O homem mantinha o mesmo ar reflexivo, tragando lentamente seu café que nunca acabava.
_ Não há nada que possamos fazer, minha querida. Se lá no mundo real a cirurgia der certo, ela ficará bem, aqui. Se não der...
_ O que acontece?
_ Se não der certo, ela desaparecerá.
Ela perdia sangue. Muito sangue saia de suas narinas, pelos couro cabeludo. Seu corpo fora ficando frio, gelado. Eu entrei em desespero mais uma vez e comecei a chorar abraçada a minha amiga. Pedi um pano com o qual pudesse limpar o rosto dela. O homem estendeu-me as mãos com algumas toalhas. Parece até que já aguardava meu pedido.
Depois de quase umas três horas, sei lá! Finalmente ela parou de sangrar. Parecia dormindo. Assim ficou por um longo tempo. O homem ensinou-me como usar a velha espingarda. Disse que precisava sair um pouco. Resolver algumas coisas e ir em busca de alguma coisa para comermos. Deu-me alguns lençóis e travesseiros para eu ajeitar Sthefany.
_ Durma, descanse, disse-me com um leve riso no canto da boca.

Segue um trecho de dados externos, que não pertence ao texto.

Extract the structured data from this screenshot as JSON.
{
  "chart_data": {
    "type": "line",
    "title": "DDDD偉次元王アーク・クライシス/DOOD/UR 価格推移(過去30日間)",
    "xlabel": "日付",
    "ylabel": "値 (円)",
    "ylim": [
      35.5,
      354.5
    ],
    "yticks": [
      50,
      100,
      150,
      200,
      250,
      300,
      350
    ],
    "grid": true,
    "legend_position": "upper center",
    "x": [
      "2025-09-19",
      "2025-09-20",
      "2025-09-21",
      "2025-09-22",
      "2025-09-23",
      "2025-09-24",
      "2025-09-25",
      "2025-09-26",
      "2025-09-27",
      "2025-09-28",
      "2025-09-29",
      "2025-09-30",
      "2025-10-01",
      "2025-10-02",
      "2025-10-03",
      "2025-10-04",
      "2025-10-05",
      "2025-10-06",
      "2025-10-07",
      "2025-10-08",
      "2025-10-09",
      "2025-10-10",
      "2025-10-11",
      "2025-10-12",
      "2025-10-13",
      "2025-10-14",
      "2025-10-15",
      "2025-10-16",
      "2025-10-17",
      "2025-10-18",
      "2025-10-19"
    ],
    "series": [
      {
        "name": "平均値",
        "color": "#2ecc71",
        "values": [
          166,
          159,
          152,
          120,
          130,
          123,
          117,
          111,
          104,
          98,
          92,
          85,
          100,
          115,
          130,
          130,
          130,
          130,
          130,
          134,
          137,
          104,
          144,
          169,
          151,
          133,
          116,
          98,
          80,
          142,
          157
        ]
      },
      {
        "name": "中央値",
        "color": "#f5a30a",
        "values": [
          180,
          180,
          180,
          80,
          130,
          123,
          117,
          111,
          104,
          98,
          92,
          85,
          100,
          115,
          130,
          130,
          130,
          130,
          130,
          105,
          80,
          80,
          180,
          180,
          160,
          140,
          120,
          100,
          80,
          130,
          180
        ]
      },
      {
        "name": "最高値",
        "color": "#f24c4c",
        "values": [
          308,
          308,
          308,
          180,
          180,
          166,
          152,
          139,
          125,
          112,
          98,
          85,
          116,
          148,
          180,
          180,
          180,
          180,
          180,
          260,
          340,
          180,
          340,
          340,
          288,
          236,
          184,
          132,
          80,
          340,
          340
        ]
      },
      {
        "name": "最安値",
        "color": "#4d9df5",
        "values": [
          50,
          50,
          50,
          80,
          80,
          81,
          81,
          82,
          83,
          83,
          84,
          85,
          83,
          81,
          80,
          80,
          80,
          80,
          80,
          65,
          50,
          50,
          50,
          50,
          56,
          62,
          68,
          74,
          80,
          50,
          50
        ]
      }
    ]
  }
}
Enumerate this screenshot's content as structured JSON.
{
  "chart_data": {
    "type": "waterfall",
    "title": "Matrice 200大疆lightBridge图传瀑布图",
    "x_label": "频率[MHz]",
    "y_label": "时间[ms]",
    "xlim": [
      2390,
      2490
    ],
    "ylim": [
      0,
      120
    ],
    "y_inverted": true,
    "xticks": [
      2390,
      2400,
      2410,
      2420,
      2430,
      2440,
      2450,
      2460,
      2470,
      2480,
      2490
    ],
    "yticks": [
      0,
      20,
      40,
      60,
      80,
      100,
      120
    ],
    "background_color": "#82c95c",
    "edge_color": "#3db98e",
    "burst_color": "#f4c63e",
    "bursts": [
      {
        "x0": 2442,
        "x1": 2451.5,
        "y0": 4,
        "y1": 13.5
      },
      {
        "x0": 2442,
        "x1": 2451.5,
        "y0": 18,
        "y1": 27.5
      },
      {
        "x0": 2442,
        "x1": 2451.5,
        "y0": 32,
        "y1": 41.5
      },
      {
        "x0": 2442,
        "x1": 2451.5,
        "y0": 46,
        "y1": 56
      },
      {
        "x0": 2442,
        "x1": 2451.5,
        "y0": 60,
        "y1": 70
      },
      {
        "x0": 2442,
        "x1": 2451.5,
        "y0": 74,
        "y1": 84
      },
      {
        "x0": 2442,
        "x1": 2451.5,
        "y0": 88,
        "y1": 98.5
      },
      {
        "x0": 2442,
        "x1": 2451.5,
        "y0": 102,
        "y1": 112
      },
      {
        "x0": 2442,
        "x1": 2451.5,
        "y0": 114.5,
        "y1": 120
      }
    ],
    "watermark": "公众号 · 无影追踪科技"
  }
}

_ Ainda demora para amanhecer nesse lugar, moço?
Ele havia terminado de por uma capa escura e um chapéu preto.

_ Se demora a amanhecer? Repetiu minha pergunta com um certo ar de deboche. Aqui nunca amanhece, minha querida. Aqui é o lugar da noite eterna. Saiu batendo a porta e gritando para eu colocar a travanca.